"Game of Thrones" Die siebte Staffel hat uns fertiggemacht

Meinung | Düsseldorf · Es waren zwar nur sieben Folgen von "Game of Thrones". Dennoch hatte es die siebte Staffel in sich - mit vielen teils bestürzenden Wendungen und Wow-Momenten. Womit kann uns die finale achte Staffel noch überraschen?

 Die siebte Staffel von "Game of Thrones" umfasst sieben Episoden. Eine achte Staffel hat HBO bereits angekündigt.

Die siebte Staffel von "Game of Thrones" umfasst sieben Episoden. Eine achte Staffel hat HBO bereits angekündigt.

Foto: dpa, bsc kde pil

Nach dem Abspann der letzten Folge der siebten Staffel hat es etwas gedauert. Bis der Mund wieder geschlossen war, bis das Kopfschütteln aufgehört und man so langsam realisiert hat, was man da eben gesehen hat. Die siebte Staffel hat zwar einige Geschichten abgeschlossen, doch dafür auch vieles wieder auf den Kopf gestellt. Am Ende fühlte sie sich wie eine lange, grandiose Ouvertüre für das große Endspiel im kommenden Jahr um den Eisernen Thron und die Zukunft von Westeros an.

Noch ist nichts entschieden in "Game of Thrones". Aber wir können ahnen, was uns in der achten Staffel erwartet: Der finale Kampf gegen den Nachtkönig, dessen Ziele weiter so undurchsichtig sind wie ein Schneesturm in der Nacht. Und es wird endlich eine Antwort auf die Frage geben, wer am Ende auf dem Eisernen Thron sitzen wird. Eine Warnung vorab: Im folgenden werden wir massiv die siebte Staffel spoilern. Wer sie und vor allem die letzte Folge noch nicht gesehen hat, sollte jetzt aufhören zu lesen.

Wir haben lange spekuliert, wie der Nachtkönig (Vladimir Furdik) es schaffen wird, die Mauer, jene magische Barriere im Norden, zu überwinden. Wird er warten, bis das Meer vereist ist und sie dann einfach umgehen? Oder wird es Bran Stark (Isaac Hempstead Wright) sein, der ihn durch die Mauer führt? Schließlich gibt es ein seltsames Band zwischen ihnen, seit der Nachtkönig ihn in einer Vision am Arm gepackt hat. Seit der sechsten Folge dann hatten wir eine Vermutung, die sich spektakulär als wahr erwiesen hat und die uns trotz aller Vorahnung sprachlos zurückließ: Der Nachtkönig hat die Mauer bei Ostwacht mit Hilfe seines untoten Drachen zerstört. Der Weg nach Süden ist für ihn und seine Zombie-Armee frei — und wir müssen uns von dem Game-of-Thrones-Intro verabschieden, das uns seit sieben Staffeln auf die Episoden eingestimmt hat.
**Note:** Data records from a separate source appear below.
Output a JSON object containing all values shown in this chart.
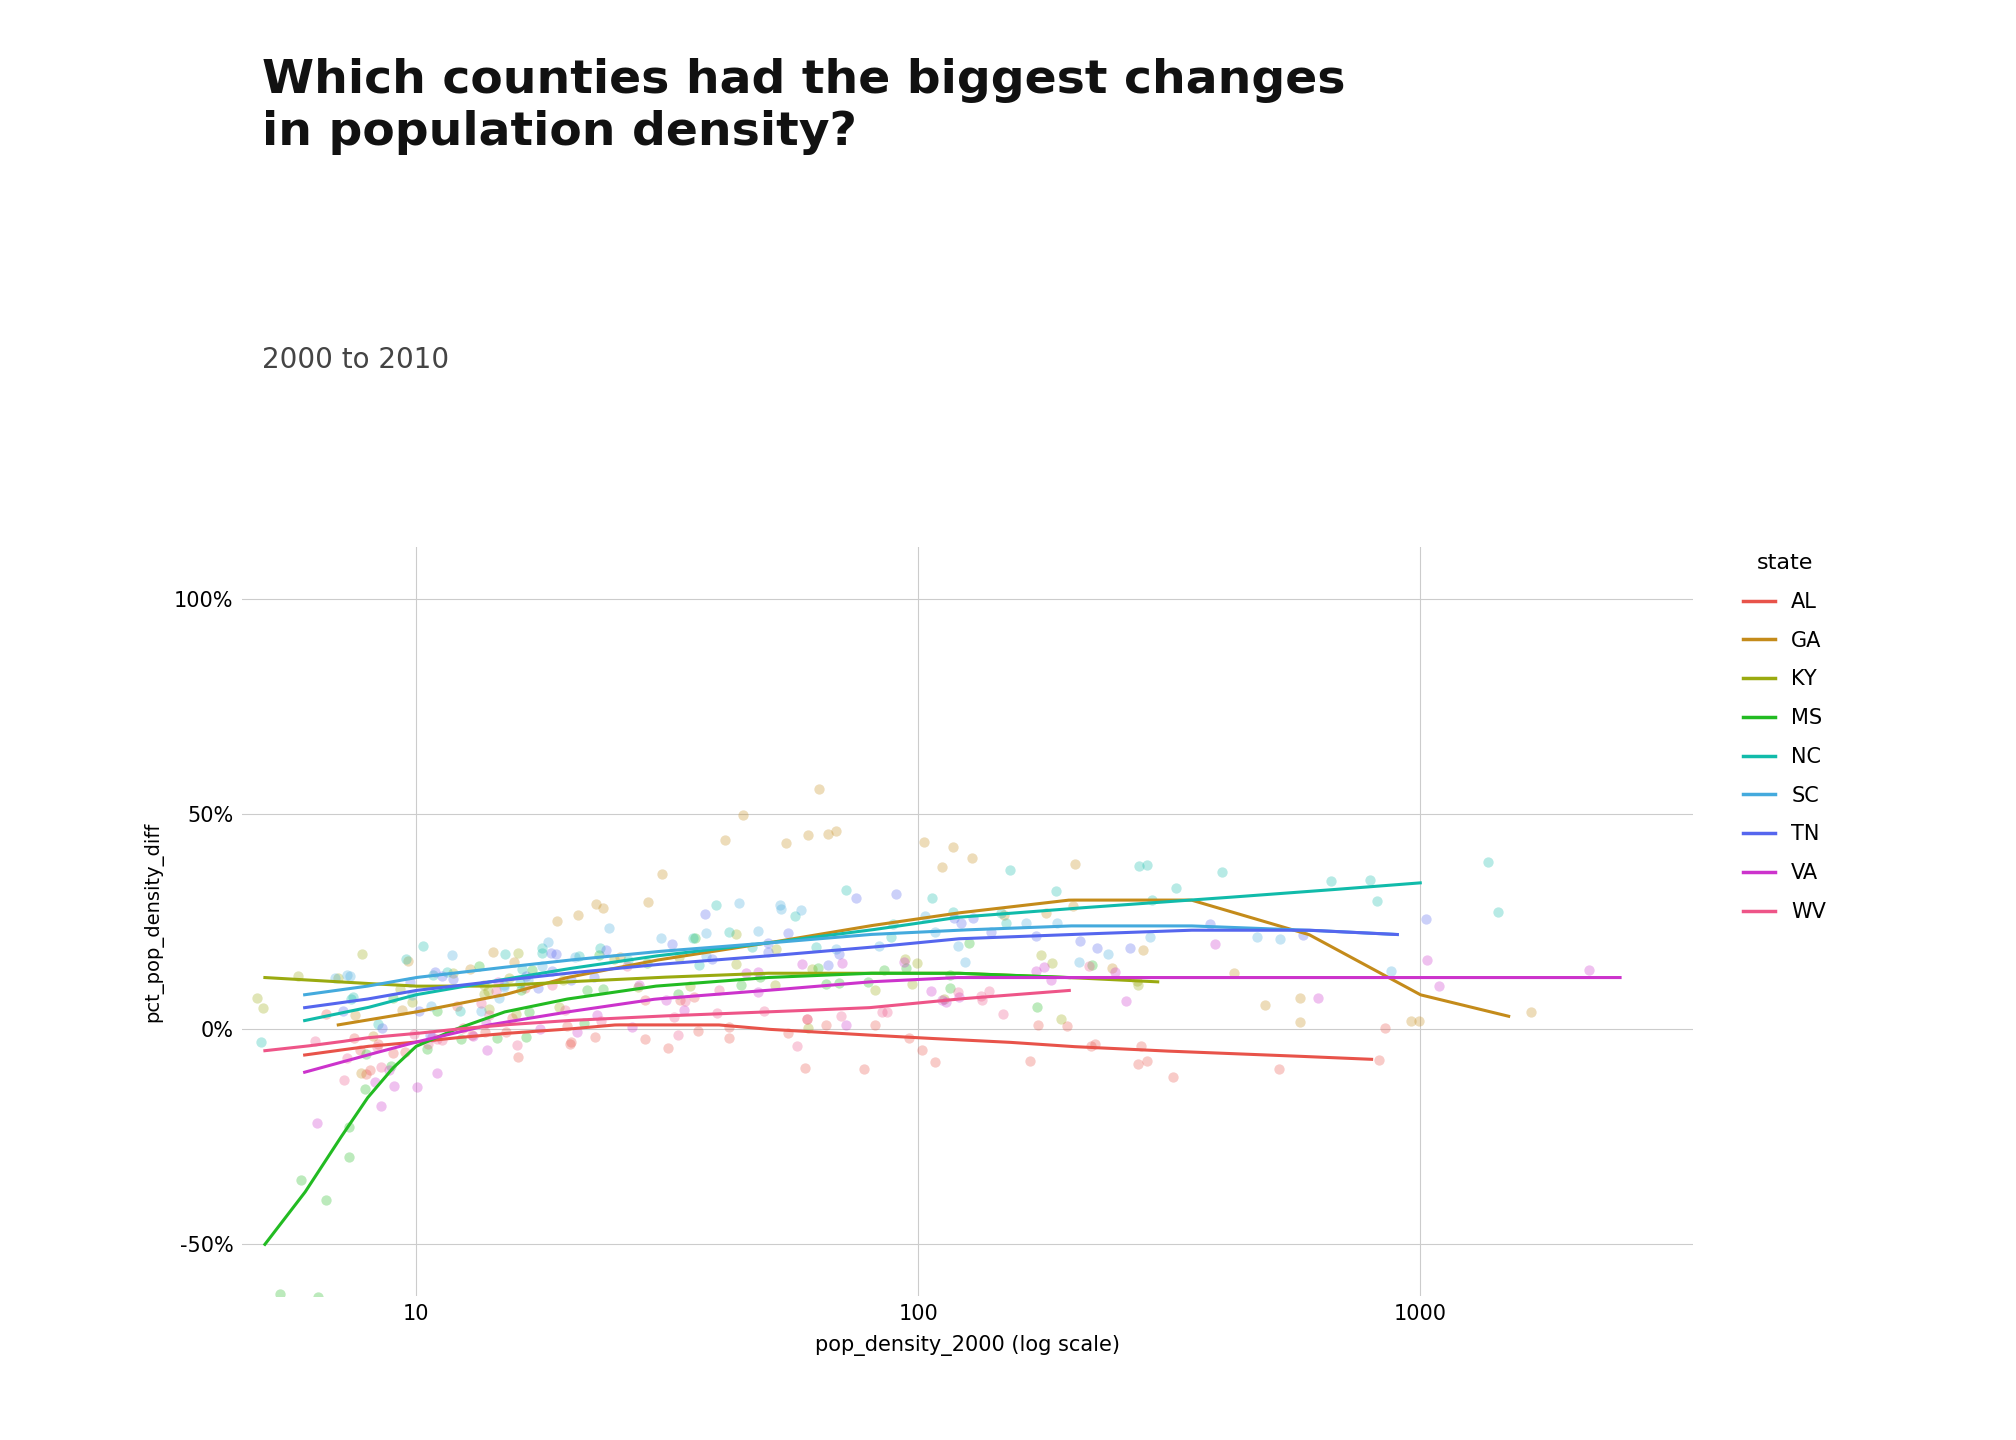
{
  "title": "Which counties had the biggest changes\nin population density?",
  "subtitle": "2000 to 2010",
  "xlabel": "pop_density_2000 (log scale)",
  "ylabel": "pct_pop_density_diff",
  "bg_color": "#ffffff",
  "states": [
    "AL",
    "GA",
    "KY",
    "MS",
    "NC",
    "SC",
    "TN",
    "VA",
    "WV"
  ],
  "state_colors": {
    "AL": "#e8534a",
    "GA": "#c48b1a",
    "KY": "#9aaa10",
    "MS": "#22bb22",
    "NC": "#11bbaa",
    "SC": "#44aadd",
    "TN": "#5566ee",
    "VA": "#cc33cc",
    "WV": "#ee5588"
  },
  "scatter_alpha": 0.3,
  "scatter_size": 55,
  "ylim": [
    -0.62,
    1.12
  ],
  "xlim_log": [
    4.5,
    3500
  ],
  "yticks": [
    -0.5,
    0.0,
    0.5,
    1.0
  ],
  "ytick_labels": [
    "-50%",
    "0%",
    "50%",
    "100%"
  ],
  "xticks": [
    10,
    100,
    1000
  ],
  "grid_color": "#cccccc",
  "trend_lines": {
    "AL": {
      "x": [
        6,
        8,
        10,
        12,
        15,
        20,
        25,
        30,
        40,
        50,
        70,
        100,
        150,
        200,
        300,
        500,
        800
      ],
      "y": [
        -0.06,
        -0.04,
        -0.03,
        -0.02,
        -0.01,
        0.0,
        0.01,
        0.01,
        0.01,
        0.0,
        -0.01,
        -0.02,
        -0.03,
        -0.04,
        -0.05,
        -0.06,
        -0.07
      ]
    },
    "GA": {
      "x": [
        7,
        10,
        15,
        20,
        30,
        50,
        80,
        120,
        200,
        350,
        600,
        1000,
        1500
      ],
      "y": [
        0.01,
        0.04,
        0.08,
        0.12,
        0.16,
        0.2,
        0.24,
        0.27,
        0.3,
        0.3,
        0.22,
        0.08,
        0.03
      ]
    },
    "KY": {
      "x": [
        5,
        7,
        10,
        14,
        20,
        30,
        50,
        80,
        120,
        200,
        300
      ],
      "y": [
        0.12,
        0.11,
        0.1,
        0.1,
        0.11,
        0.12,
        0.13,
        0.13,
        0.13,
        0.12,
        0.11
      ]
    },
    "MS": {
      "x": [
        5,
        6,
        7,
        8,
        9,
        10,
        12,
        15,
        20,
        30,
        50,
        80,
        120,
        200
      ],
      "y": [
        -0.5,
        -0.38,
        -0.26,
        -0.16,
        -0.09,
        -0.04,
        0.0,
        0.04,
        0.07,
        0.1,
        0.12,
        0.13,
        0.13,
        0.12
      ]
    },
    "NC": {
      "x": [
        6,
        8,
        10,
        14,
        20,
        30,
        50,
        80,
        120,
        200,
        350,
        600,
        1000
      ],
      "y": [
        0.02,
        0.05,
        0.08,
        0.11,
        0.14,
        0.17,
        0.2,
        0.23,
        0.26,
        0.28,
        0.3,
        0.32,
        0.34
      ]
    },
    "SC": {
      "x": [
        6,
        8,
        10,
        14,
        20,
        30,
        50,
        80,
        120,
        200,
        350,
        600,
        900
      ],
      "y": [
        0.08,
        0.1,
        0.12,
        0.14,
        0.16,
        0.18,
        0.2,
        0.22,
        0.23,
        0.24,
        0.24,
        0.23,
        0.22
      ]
    },
    "TN": {
      "x": [
        6,
        8,
        10,
        14,
        20,
        30,
        50,
        80,
        120,
        200,
        350,
        600,
        900
      ],
      "y": [
        0.05,
        0.07,
        0.09,
        0.11,
        0.13,
        0.15,
        0.17,
        0.19,
        0.21,
        0.22,
        0.23,
        0.23,
        0.22
      ]
    },
    "VA": {
      "x": [
        6,
        8,
        10,
        14,
        20,
        30,
        50,
        80,
        120,
        200,
        400,
        800,
        1500,
        2500
      ],
      "y": [
        -0.1,
        -0.06,
        -0.03,
        0.01,
        0.04,
        0.07,
        0.09,
        0.11,
        0.12,
        0.12,
        0.12,
        0.12,
        0.12,
        0.12
      ]
    },
    "WV": {
      "x": [
        5,
        6,
        7,
        8,
        10,
        12,
        15,
        20,
        30,
        50,
        80,
        120,
        200
      ],
      "y": [
        -0.05,
        -0.04,
        -0.03,
        -0.02,
        -0.01,
        0.0,
        0.01,
        0.02,
        0.03,
        0.04,
        0.05,
        0.07,
        0.09
      ]
    }
  },
  "scatter_data": {
    "AL": {
      "x": [
        6.5,
        7,
        7.5,
        8,
        8.5,
        9,
        9.5,
        10,
        11,
        12,
        13,
        14,
        15,
        16,
        17,
        18,
        19,
        20,
        22,
        24,
        26,
        28,
        30,
        33,
        36,
        40,
        44,
        48,
        53,
        58,
        65,
        72,
        80,
        90,
        100,
        110,
        125,
        140,
        160,
        180,
        200,
        230,
        260,
        300,
        350,
        400,
        500,
        650,
        800
      ],
      "y": [
        -0.08,
        -0.05,
        -0.03,
        -0.04,
        -0.06,
        -0.05,
        -0.04,
        -0.03,
        -0.02,
        -0.01,
        0.0,
        0.01,
        0.02,
        0.03,
        0.02,
        0.01,
        0.01,
        0.02,
        0.03,
        0.02,
        0.01,
        0.0,
        -0.01,
        0.0,
        0.01,
        0.0,
        -0.01,
        -0.02,
        -0.01,
        0.0,
        -0.01,
        -0.02,
        -0.03,
        -0.04,
        -0.05,
        -0.04,
        -0.05,
        -0.06,
        -0.05,
        -0.06,
        -0.07,
        -0.06,
        -0.07,
        -0.08,
        -0.07,
        -0.08,
        -0.09,
        -0.1,
        -0.11
      ]
    },
    "GA": {
      "x": [
        7,
        8,
        9,
        10,
        11,
        12,
        14,
        16,
        18,
        20,
        22,
        25,
        28,
        32,
        36,
        40,
        45,
        50,
        56,
        63,
        70,
        80,
        90,
        100,
        115,
        130,
        150,
        170,
        200,
        230,
        270,
        320,
        380,
        450,
        550,
        700,
        900,
        1200,
        1600
      ],
      "y": [
        -0.05,
        0.0,
        0.03,
        0.06,
        0.09,
        0.11,
        0.13,
        0.16,
        0.19,
        0.21,
        0.23,
        0.26,
        0.29,
        0.32,
        0.36,
        0.4,
        0.43,
        0.46,
        0.49,
        0.52,
        0.5,
        0.47,
        0.43,
        0.4,
        0.37,
        0.34,
        0.31,
        0.29,
        0.27,
        0.24,
        0.21,
        0.18,
        0.14,
        0.11,
        0.08,
        0.06,
        0.04,
        0.03,
        0.02
      ]
    },
    "KY": {
      "x": [
        5,
        6,
        7,
        7.5,
        8,
        9,
        10,
        11,
        12,
        13,
        14,
        15,
        16,
        17,
        18,
        20,
        22,
        25,
        28,
        32,
        36,
        40,
        45,
        50,
        56,
        63,
        70,
        80,
        90,
        100,
        115,
        130,
        150,
        180,
        210,
        250,
        300
      ],
      "y": [
        0.09,
        0.1,
        0.11,
        0.12,
        0.11,
        0.1,
        0.09,
        0.1,
        0.11,
        0.12,
        0.11,
        0.12,
        0.11,
        0.1,
        0.11,
        0.12,
        0.13,
        0.12,
        0.13,
        0.14,
        0.13,
        0.14,
        0.13,
        0.14,
        0.13,
        0.12,
        0.13,
        0.12,
        0.13,
        0.12,
        0.11,
        0.12,
        0.11,
        0.1,
        0.11,
        0.1,
        0.09
      ]
    },
    "MS": {
      "x": [
        5,
        5.5,
        6,
        6.5,
        7,
        7.5,
        8,
        8.5,
        9,
        9.5,
        10,
        11,
        12,
        13,
        14,
        15,
        16,
        17,
        18,
        20,
        22,
        25,
        28,
        32,
        36,
        40,
        45,
        50,
        56,
        63,
        70,
        80,
        90,
        100,
        115,
        130,
        150,
        180,
        210
      ],
      "y": [
        -0.58,
        -0.5,
        -0.42,
        -0.35,
        -0.28,
        -0.22,
        -0.16,
        -0.11,
        -0.07,
        -0.04,
        -0.01,
        0.01,
        0.03,
        0.04,
        0.05,
        0.06,
        0.06,
        0.07,
        0.08,
        0.09,
        0.1,
        0.1,
        0.11,
        0.11,
        0.12,
        0.12,
        0.12,
        0.13,
        0.13,
        0.13,
        0.13,
        0.13,
        0.13,
        0.13,
        0.12,
        0.12,
        0.12,
        0.11,
        0.1
      ]
    },
    "NC": {
      "x": [
        6,
        7,
        8,
        9,
        10,
        11,
        12,
        13,
        14,
        15,
        16,
        17,
        18,
        20,
        22,
        25,
        28,
        32,
        36,
        40,
        45,
        50,
        56,
        63,
        70,
        80,
        90,
        100,
        115,
        130,
        150,
        170,
        200,
        230,
        270,
        320,
        380,
        450,
        550,
        700,
        900,
        1200,
        1600
      ],
      "y": [
        0.0,
        0.03,
        0.06,
        0.08,
        0.1,
        0.12,
        0.13,
        0.13,
        0.12,
        0.13,
        0.14,
        0.15,
        0.14,
        0.15,
        0.16,
        0.17,
        0.18,
        0.19,
        0.2,
        0.21,
        0.22,
        0.23,
        0.24,
        0.25,
        0.25,
        0.26,
        0.27,
        0.27,
        0.28,
        0.28,
        0.29,
        0.29,
        0.3,
        0.3,
        0.31,
        0.31,
        0.32,
        0.32,
        0.33,
        0.34,
        0.35,
        0.36,
        0.37
      ]
    },
    "SC": {
      "x": [
        7,
        8,
        9,
        10,
        11,
        12,
        13,
        14,
        15,
        16,
        17,
        18,
        20,
        22,
        25,
        28,
        32,
        36,
        40,
        45,
        50,
        56,
        63,
        70,
        80,
        90,
        100,
        115,
        130,
        150,
        170,
        200,
        250,
        300,
        400,
        600,
        900
      ],
      "y": [
        0.07,
        0.08,
        0.09,
        0.1,
        0.11,
        0.12,
        0.13,
        0.14,
        0.14,
        0.15,
        0.15,
        0.16,
        0.17,
        0.18,
        0.19,
        0.2,
        0.21,
        0.21,
        0.22,
        0.22,
        0.23,
        0.23,
        0.23,
        0.24,
        0.24,
        0.24,
        0.23,
        0.23,
        0.23,
        0.23,
        0.23,
        0.23,
        0.23,
        0.22,
        0.22,
        0.21,
        0.2
      ]
    },
    "TN": {
      "x": [
        7,
        8,
        9,
        10,
        11,
        12,
        13,
        14,
        15,
        16,
        17,
        18,
        20,
        22,
        25,
        28,
        32,
        36,
        40,
        45,
        50,
        56,
        63,
        70,
        80,
        90,
        100,
        115,
        130,
        150,
        170,
        200,
        250,
        300,
        400,
        600,
        900
      ],
      "y": [
        0.04,
        0.05,
        0.06,
        0.07,
        0.08,
        0.09,
        0.1,
        0.11,
        0.12,
        0.13,
        0.13,
        0.14,
        0.15,
        0.16,
        0.17,
        0.18,
        0.19,
        0.19,
        0.2,
        0.21,
        0.21,
        0.22,
        0.22,
        0.22,
        0.23,
        0.23,
        0.23,
        0.23,
        0.23,
        0.22,
        0.22,
        0.22,
        0.22,
        0.21,
        0.2,
        0.19,
        0.18
      ]
    },
    "VA": {
      "x": [
        6,
        7,
        8,
        9,
        10,
        11,
        12,
        13,
        14,
        15,
        16,
        17,
        18,
        20,
        22,
        25,
        28,
        32,
        36,
        40,
        45,
        50,
        56,
        63,
        70,
        80,
        90,
        100,
        115,
        130,
        150,
        170,
        200,
        250,
        300,
        400,
        600,
        900,
        1400,
        2200
      ],
      "y": [
        -0.18,
        -0.15,
        -0.12,
        -0.09,
        -0.07,
        -0.05,
        -0.03,
        -0.01,
        0.01,
        0.02,
        0.03,
        0.04,
        0.05,
        0.06,
        0.07,
        0.08,
        0.09,
        0.1,
        0.1,
        0.11,
        0.11,
        0.11,
        0.11,
        0.11,
        0.11,
        0.11,
        0.11,
        0.11,
        0.11,
        0.11,
        0.11,
        0.12,
        0.12,
        0.12,
        0.12,
        0.12,
        0.12,
        0.12,
        0.12,
        0.12
      ]
    },
    "WV": {
      "x": [
        5,
        6,
        7,
        7.5,
        8,
        9,
        10,
        11,
        12,
        13,
        14,
        15,
        16,
        17,
        18,
        20,
        22,
        25,
        28,
        32,
        36,
        40,
        45,
        50,
        56,
        63,
        70,
        80,
        90,
        100,
        115,
        130,
        150,
        180,
        210
      ],
      "y": [
        -0.06,
        -0.05,
        -0.04,
        -0.04,
        -0.03,
        -0.03,
        -0.02,
        -0.02,
        -0.01,
        -0.01,
        0.0,
        0.0,
        0.01,
        0.01,
        0.02,
        0.02,
        0.02,
        0.03,
        0.03,
        0.03,
        0.04,
        0.04,
        0.04,
        0.05,
        0.05,
        0.05,
        0.06,
        0.06,
        0.06,
        0.07,
        0.07,
        0.07,
        0.08,
        0.09,
        0.1
      ]
    }
  }
}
Es muss für die achte Staffel neu gestaltet werden. Denn die Landkarte von Westeros hat sich verändert. Vermutlich für immer. Die Mauer hat nun eine gewaltige Lücke. Und es beweist einmal mehr, dass alles, was jenseits der Mauer in Folge Sechs passiert ist, vom Nachtkönig geplant war. Er wollte mindestens einen Drachen. Und die glorreichen Sieben von Westeros haben ihm unabsichtlich einen geliefert.

Die Frage ist, wie intelligent und vorausschauend ist der Nachtkönig? Oder sieht er wie Bran alles, was passiert und konnte darum entsprechend planen? Stammt er vielleicht sogar aus einer fernen Zukunft und durchlebt nun nur noch einmal eine Vergangenheit, die längst passiert ist? Eine Art dreiäugiger Rabe der etwas eisigen Art sozusagen. Wenn er nicht sogar Bran selbst ist. Seit der fünften Staffel spielt ein anderer Schauspieler den Nachtkönig. Und vermutlich ist es nur Einbildung: Aber ab und an scheint er Bran ähnlich zu sehen.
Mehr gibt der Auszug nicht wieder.